- Sigmund, Pennsylvania Location of Sigmund in Pennsylvania Sigmund, Pennsylvania Sigmund, Pennsylvania (the United States)
- Coordinates: 40°28′23″N 75°33′32″W﻿ / ﻿40.473°N 75.559°W
- Country: United States
- State: Pennsylvania
- County: Lehigh
- Township: Upper Milford
- Elevation: 650 ft (200 m)

Population
- • Metro: 865,310 (US: 68th)
- Time zone: UTC-5 (Eastern (EST))
- • Summer (DST): UTC-4 (EDT)
- ZIP Code: 18092 and 18062
- Area code: 610
- GNIS feature ID: 1204651
- Primary airport: Lehigh Valley International Airport
- Major hospital: Lehigh Valley Hospital–Cedar Crest
- School district: East Penn

= Sigmund, Pennsylvania =

Unincorporated community in Pennsylvania, US

Sigmund is an unincorporated community in Upper Milford Township in Lehigh County, Pennsylvania. Sigmund is located near Perkiomen Creek, a tributary of the Schuylkill River. It is a suburb of Allentown in the Lehigh Valley, which has a population of 861,899 and is the 68th-most populous metropolitan area in the U.S. as of the 2020 census.

==History==
===19th century===
A furnace was located in Sigmund in the early 1800s. The community was first named Hampton, and then Mary Ann, and then Sigmund Furnace prior to settling on Sigmund as its name.

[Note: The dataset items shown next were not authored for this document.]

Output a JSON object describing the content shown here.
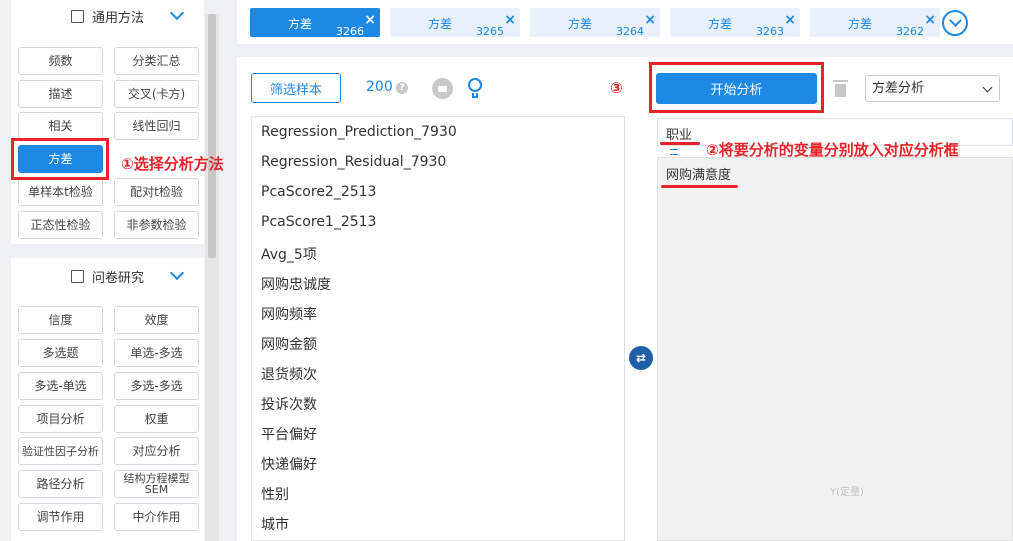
{
  "sidebar": {
    "section1": {
      "title": "通用方法",
      "buttons": [
        "频数",
        "分类汇总",
        "描述",
        "交叉(卡方)",
        "相关",
        "线性回归",
        "方差",
        "单样本t检验",
        "配对t检验",
        "正态性检验",
        "非参数检验"
      ]
    },
    "section2": {
      "title": "问卷研究",
      "buttons": [
        "信度",
        "效度",
        "多选题",
        "单选-多选",
        "多选-单选",
        "多选-多选",
        "项目分析",
        "权重",
        "验证性因子分析",
        "对应分析",
        "路径分析",
        "结构方程模型SEM",
        "调节作用",
        "中介作用"
      ]
    }
  },
  "tabs": [
    {
      "name": "方差",
      "number": "3266",
      "active": true
    },
    {
      "name": "方差",
      "number": "3265",
      "active": false
    },
    {
      "name": "方差",
      "number": "3264",
      "active": false
    },
    {
      "name": "方差",
      "number": "3263",
      "active": false
    },
    {
      "name": "方差",
      "number": "3262",
      "active": false
    }
  ],
  "toolbar": {
    "filter_label": "筛选样本",
    "sample_count": "200",
    "help_glyph": "?",
    "start_label": "开始分析",
    "method_selected": "方差分析"
  },
  "variables": [
    "Regression_Prediction_7930",
    "Regression_Residual_7930",
    "PcaScore2_2513",
    "PcaScore1_2513",
    "Avg_5项",
    "网购忠诚度",
    "网购频率",
    "网购金额",
    "退货频次",
    "投诉次数",
    "平台偏好",
    "快递偏好",
    "性别",
    "城市"
  ],
  "analysis": {
    "x_variable": "职业",
    "y_variable": "网购满意度",
    "y_hint": "Y(定量)",
    "swap_glyph": "⇄"
  },
  "annotations": {
    "step1": "①选择分析方法",
    "step2": "②将要分析的变量分别放入对应分析框",
    "step3": "③"
  },
  "colors": {
    "accent": "#1e88e5",
    "annotation": "#e8232a"
  }
}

A settlement formed around a store in 1872. That same year, a post office called "Sigmund" was established. A school was erected in 1877, and a creamery and home were built in 1886.

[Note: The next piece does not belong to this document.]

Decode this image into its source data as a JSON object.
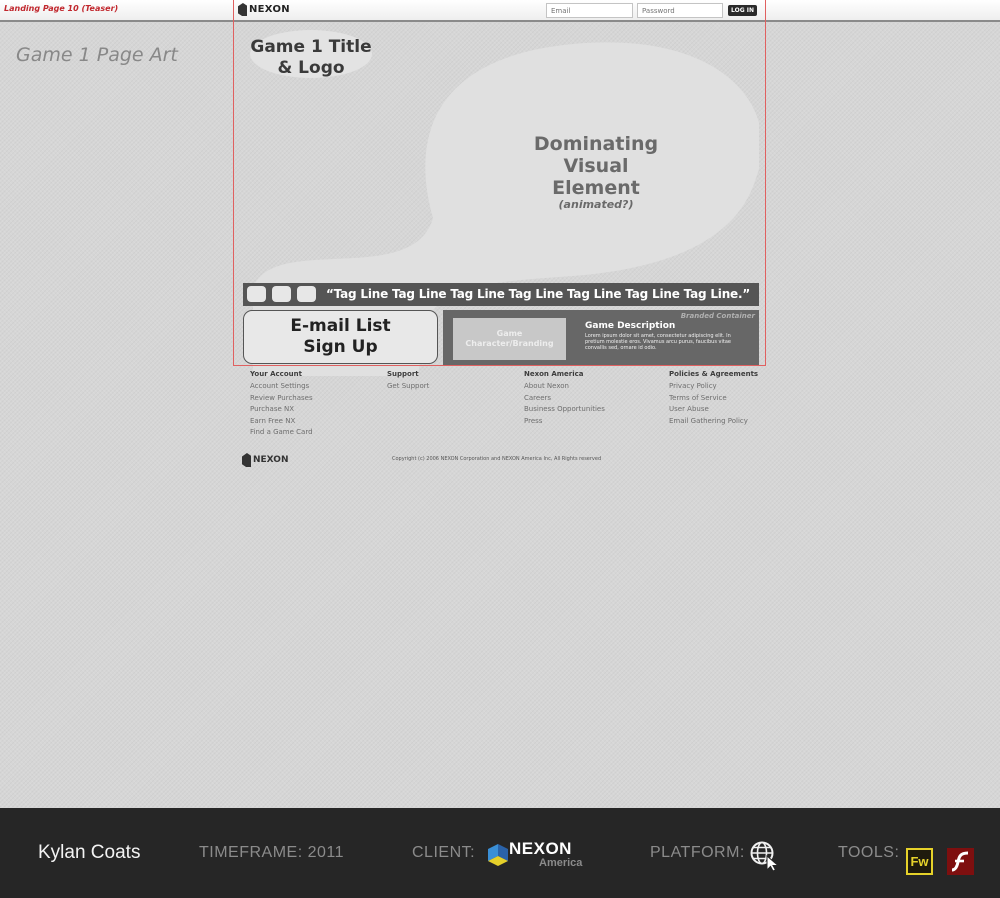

A meeting of the Hereford Literary Society in 1896 noted that "many new members had come in from Harlem, Sigmund and vicinity". A stone house at the camp from 1871 was previously Sigmund's post office, general store, and hotel.

===20th century===
Sigmund Bible Camp opened in 1956 on 73 acre of land. The site contains a coal storage building, built prior to 1850, that provided fuel to a nearby iron furnace. It is now used as a church. Two quarries and three lime kilns are also located on camp property. A gym at the camp is open to the community, and is used by the Upper Milford Youth Association.

==Education==

Sigmund is served by East Penn School District. Emmaus High School serves grades nine through twelve. Eyer Middle School and Lower Macungie Middle School, both located in Macungie, serve grades six through eight.